Visual Arts as a Tool for Communication and Learning

Table of Contents

New Course

Description

For today’s children and teenagers, it is easier to communicate with a few icons and animated GIFs than with words. This is the consequence of a visual revolution in the transfer of information.

However, this is also the oldest form of communication; have you ever reflected on it? Across millennia, from cave paintings, hieroglyphs, and graffiti to Biblia pauperum, humanity relied on images to tell stories and share the news.

This course will make the participants explore the recurrent power of visual communication in contemporary digital media for teaching and storytelling.

Modern types of visual communication include animated GIFs, memes, screenshots, videos, photography, emoticons, pie charts, infographics, and slide presentations. Participants will get to know the communication style proper of each of these media and understand how to value its efficiency and usability for teaching and learning.

Participants will also discover how to use visual communication and media literacy to develop critical thinking, collaboration, communication, and creativity.

Conversely, they will reflect on how easy it is to manipulate visual and digital stories to play on the emotions of others (i.e., via IG filters or deepfake), and accordingly how to prepare their learners to better examine and evaluate digital news.

By the course conclusion, participants will be able to move around modern types of visual communication to communicate well with the newest generations, and to develop media and visual literacy skills.

They will feel confident to use storytelling and digital communication to build visual bridges between generations, and between teachers and students.

Learning outcomes

The course will help the participants to: 

  • Analyze and deconstruct news, media products, and narratives;
  • Discuss cultures through visual media;
  • Build defenses against “fake news” and propaganda;
  • Promote critical thinking in themselves and their learners;
  • Use photography and other visual arts as a tool for communication and learning;
  • Use visual materials and tools to spread a message;
  • Give voice to children of any age using language-independent tools;
  • Create their films as learning material.

Tentative schedule

Day 1 – Mapping the visual reality

  • Introduction to the course, the school, and external week activities;
  • Icebreaker activities;
  • Identification of needs and goals for each participant and relevant populations;
  • Presentations of participants, their schools, and the trainer;
  • Naming and recognizing cultural outputs: placing countries on a culture map.

Day 2 – Visual culture

  • Visual communication: an introduction;
  • Cultures of communication;
  • The clash of generations;
  • Informative and educational memes;
  • Creating memes to build bridges between ages.

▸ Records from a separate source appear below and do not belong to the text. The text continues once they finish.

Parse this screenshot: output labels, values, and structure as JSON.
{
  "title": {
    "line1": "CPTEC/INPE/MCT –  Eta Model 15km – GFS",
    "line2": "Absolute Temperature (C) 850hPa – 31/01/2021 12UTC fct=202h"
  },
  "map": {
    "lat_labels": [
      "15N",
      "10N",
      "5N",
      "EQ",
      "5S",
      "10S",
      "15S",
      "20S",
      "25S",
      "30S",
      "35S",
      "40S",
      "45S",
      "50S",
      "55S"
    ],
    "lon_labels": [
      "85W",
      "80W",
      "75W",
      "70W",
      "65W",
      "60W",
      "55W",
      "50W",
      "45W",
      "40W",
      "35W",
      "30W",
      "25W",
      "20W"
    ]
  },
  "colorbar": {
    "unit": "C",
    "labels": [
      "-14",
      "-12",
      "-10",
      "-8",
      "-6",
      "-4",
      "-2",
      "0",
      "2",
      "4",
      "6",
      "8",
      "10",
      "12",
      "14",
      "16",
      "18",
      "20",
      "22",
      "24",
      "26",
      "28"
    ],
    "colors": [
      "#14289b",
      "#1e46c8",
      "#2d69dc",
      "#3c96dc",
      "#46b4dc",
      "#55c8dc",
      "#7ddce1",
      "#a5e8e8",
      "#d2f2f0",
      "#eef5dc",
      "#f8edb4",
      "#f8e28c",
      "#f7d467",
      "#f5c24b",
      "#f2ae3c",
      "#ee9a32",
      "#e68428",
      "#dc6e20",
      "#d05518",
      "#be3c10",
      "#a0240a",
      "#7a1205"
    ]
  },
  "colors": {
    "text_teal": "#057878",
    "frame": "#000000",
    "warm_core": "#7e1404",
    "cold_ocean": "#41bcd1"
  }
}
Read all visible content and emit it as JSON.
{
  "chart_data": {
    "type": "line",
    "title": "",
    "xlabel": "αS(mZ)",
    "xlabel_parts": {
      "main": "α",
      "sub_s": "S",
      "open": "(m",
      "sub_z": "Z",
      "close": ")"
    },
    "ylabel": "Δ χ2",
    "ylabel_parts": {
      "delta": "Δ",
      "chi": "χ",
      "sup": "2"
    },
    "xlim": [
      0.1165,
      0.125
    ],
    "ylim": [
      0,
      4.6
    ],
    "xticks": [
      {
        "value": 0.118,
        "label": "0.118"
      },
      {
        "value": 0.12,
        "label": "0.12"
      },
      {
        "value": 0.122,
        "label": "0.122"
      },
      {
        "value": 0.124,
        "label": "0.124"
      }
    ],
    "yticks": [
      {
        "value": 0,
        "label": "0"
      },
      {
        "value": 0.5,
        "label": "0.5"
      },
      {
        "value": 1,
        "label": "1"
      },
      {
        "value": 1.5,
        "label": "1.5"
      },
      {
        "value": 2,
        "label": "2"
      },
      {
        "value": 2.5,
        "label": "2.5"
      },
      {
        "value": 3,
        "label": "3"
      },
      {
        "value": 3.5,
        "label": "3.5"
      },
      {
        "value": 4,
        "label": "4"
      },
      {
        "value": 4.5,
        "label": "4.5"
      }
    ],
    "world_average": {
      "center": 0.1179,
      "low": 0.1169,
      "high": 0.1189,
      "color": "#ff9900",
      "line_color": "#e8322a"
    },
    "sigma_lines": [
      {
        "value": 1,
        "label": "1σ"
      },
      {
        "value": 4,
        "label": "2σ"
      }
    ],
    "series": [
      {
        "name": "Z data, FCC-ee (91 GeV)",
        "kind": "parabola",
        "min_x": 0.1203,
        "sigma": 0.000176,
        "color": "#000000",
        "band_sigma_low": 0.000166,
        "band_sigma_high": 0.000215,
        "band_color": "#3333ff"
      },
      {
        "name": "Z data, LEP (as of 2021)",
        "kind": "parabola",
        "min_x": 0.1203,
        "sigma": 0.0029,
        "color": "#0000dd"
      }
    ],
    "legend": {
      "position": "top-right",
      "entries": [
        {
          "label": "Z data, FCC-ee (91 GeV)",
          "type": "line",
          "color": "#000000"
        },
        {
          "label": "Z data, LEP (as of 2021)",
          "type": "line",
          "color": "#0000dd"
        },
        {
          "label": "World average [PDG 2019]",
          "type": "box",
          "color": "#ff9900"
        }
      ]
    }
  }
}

Day 3 – Media and (fake) news

  • The relationship between media and education;
  • Media Literacy: storytelling in different media, countries, and cultures;
  • Tools for critical thinking;
  • Fake news and media manipulation: history and case studies;
  • Breaking through fake news: a practical exercise.

Day 4 – Narratives and storytelling

  • The elements of a narrative;
  • Different ways to tell a visual, language-independent story (comics, films, games, music)
  • Case study: fiction that teaches;
  • My story: a storytelling exercise to share good practices.

Day 5 – Creating a visual message

  • Practical activity: creating a visual message (e.g., a short film, a photo book, a graphic novel)
  • Sharing among the participants.

Day 6 – Course closure and cultural activities

  • Course evaluation: round-up of acquired competencies, feedback, and discussion;
  • Awarding of the course Certificate of Attendance;
  • Excursion and External cultural activities.